Michiel van der Borch: Last Supper Christ gives a piece of bread to Judas
Koninklijke Bibliotheek, The Hague, 1332
Readings for Mass
First Reading: Isaiah 49:1-6
Responsorial Psalm: Psalm 71:1-2, 3-4, 5-6, 15,17
Gospel: John 13:21-33, 36-38
After Judas received the piece of bread, Satan entered into him. Jesus said to him, “Do quickly what you are going to do (NRSV, Jn 13:27).”
Father, how easy for us to keep our distance from Judas. To us, he is the consummate doer of evil. But, if we read on just a bit, we find Jesus confronting Peter and warning him, against Peter’s protests, that he will deny him. And then, shortly afterwards, in the garden, every one of the others flees. Jesus goes to his death betrayed, denied and abandoned. In the first three gospels there is no one at the foot of the cross to comfort the dying Jesus. Only the holy women watched from afar. True, in John’s gospel, his mother, the beloved disciple, and the two other Marys are there but their presence is clearly for a symbolic reason. John has the Church begin, not on Pentecost, but from the Cross.

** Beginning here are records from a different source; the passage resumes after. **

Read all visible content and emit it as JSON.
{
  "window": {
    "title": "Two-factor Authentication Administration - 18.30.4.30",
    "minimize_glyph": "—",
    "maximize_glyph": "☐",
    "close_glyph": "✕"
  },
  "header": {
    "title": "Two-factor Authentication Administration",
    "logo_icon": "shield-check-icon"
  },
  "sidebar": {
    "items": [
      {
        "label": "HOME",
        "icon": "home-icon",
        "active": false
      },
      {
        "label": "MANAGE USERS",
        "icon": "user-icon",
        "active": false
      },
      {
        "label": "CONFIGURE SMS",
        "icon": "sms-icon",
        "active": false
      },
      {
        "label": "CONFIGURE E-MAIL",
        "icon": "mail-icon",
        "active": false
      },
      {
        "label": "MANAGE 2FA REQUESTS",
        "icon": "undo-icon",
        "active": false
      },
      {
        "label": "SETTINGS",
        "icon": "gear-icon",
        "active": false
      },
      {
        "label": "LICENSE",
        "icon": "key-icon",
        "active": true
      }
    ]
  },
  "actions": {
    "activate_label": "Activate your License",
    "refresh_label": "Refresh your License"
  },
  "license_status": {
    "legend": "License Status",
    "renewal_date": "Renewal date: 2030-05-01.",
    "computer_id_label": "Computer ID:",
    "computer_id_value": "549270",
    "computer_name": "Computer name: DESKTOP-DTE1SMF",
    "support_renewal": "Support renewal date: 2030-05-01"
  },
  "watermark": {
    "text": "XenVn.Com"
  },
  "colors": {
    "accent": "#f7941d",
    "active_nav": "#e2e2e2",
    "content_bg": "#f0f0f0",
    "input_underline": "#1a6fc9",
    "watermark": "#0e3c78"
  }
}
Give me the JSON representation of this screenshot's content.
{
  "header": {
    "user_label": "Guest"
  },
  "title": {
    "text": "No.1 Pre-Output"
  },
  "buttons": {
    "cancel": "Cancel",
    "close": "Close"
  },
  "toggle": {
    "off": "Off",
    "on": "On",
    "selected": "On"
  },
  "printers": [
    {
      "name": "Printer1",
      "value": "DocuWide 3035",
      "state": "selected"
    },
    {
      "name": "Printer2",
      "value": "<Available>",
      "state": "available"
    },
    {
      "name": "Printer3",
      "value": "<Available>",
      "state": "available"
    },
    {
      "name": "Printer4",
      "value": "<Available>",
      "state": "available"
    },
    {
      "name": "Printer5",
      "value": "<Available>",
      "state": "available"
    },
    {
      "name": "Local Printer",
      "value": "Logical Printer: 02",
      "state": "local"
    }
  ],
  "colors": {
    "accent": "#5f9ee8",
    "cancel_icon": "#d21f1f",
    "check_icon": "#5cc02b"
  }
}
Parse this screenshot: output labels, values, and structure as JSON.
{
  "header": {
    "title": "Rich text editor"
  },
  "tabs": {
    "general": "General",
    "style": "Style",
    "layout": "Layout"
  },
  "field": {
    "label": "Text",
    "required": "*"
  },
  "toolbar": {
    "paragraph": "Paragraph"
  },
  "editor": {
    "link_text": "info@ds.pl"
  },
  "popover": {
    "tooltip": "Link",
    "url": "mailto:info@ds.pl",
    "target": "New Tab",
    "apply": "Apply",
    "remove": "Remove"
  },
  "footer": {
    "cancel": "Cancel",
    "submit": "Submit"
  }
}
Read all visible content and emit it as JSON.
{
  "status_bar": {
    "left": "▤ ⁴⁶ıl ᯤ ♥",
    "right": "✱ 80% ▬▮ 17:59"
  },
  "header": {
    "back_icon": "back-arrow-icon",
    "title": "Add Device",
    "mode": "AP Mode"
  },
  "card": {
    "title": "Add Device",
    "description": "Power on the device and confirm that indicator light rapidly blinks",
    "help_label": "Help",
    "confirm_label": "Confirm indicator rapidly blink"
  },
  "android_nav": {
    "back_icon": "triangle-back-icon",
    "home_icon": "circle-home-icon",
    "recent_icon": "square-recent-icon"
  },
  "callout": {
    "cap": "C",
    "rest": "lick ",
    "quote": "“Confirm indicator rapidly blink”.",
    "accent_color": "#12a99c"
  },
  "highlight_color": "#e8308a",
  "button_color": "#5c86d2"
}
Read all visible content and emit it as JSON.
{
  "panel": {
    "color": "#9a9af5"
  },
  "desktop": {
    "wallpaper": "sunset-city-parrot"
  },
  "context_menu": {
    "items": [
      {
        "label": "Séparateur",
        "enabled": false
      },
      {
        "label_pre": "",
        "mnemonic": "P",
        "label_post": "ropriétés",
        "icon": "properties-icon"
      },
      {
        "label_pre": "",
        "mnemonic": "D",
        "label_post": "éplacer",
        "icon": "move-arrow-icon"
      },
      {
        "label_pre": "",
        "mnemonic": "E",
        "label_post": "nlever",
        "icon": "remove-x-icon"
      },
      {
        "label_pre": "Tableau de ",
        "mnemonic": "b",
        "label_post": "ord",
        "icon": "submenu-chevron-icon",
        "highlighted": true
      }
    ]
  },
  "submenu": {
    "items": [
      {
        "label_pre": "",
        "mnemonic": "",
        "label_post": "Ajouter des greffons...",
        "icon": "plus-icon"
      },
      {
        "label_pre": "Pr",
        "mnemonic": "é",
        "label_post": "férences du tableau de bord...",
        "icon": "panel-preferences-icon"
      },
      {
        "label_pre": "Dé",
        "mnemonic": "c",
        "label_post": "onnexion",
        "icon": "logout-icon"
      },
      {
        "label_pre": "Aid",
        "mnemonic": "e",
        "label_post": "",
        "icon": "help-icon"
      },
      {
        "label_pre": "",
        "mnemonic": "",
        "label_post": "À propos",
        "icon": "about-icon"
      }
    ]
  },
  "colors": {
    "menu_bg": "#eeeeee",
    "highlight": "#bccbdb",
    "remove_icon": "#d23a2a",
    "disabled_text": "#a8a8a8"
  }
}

And so Jesus was alone as he lay dying, with only you, his Father, to comfort him as you vindicated the just man in the 22nd psalm. It was not only Judas but all of Jesus’ disciples who finally turned away from him. And we too betray, deny and abandon, every time that we turn away in sin.
Yet in our sinfulness, Jesus never abandons us. The Word remains ever present to us, in the worst of sin, always offering us your forgiveness, Father, and challenging us to accept the Holy Spirit once more into our lives.
Father, keep us ever mindful of the great love that you show us in your Word who became a human being to be with us, not only at our innermost being, but to be present visibly showing us the way to you.
Through the same Christ our Lord. Amen.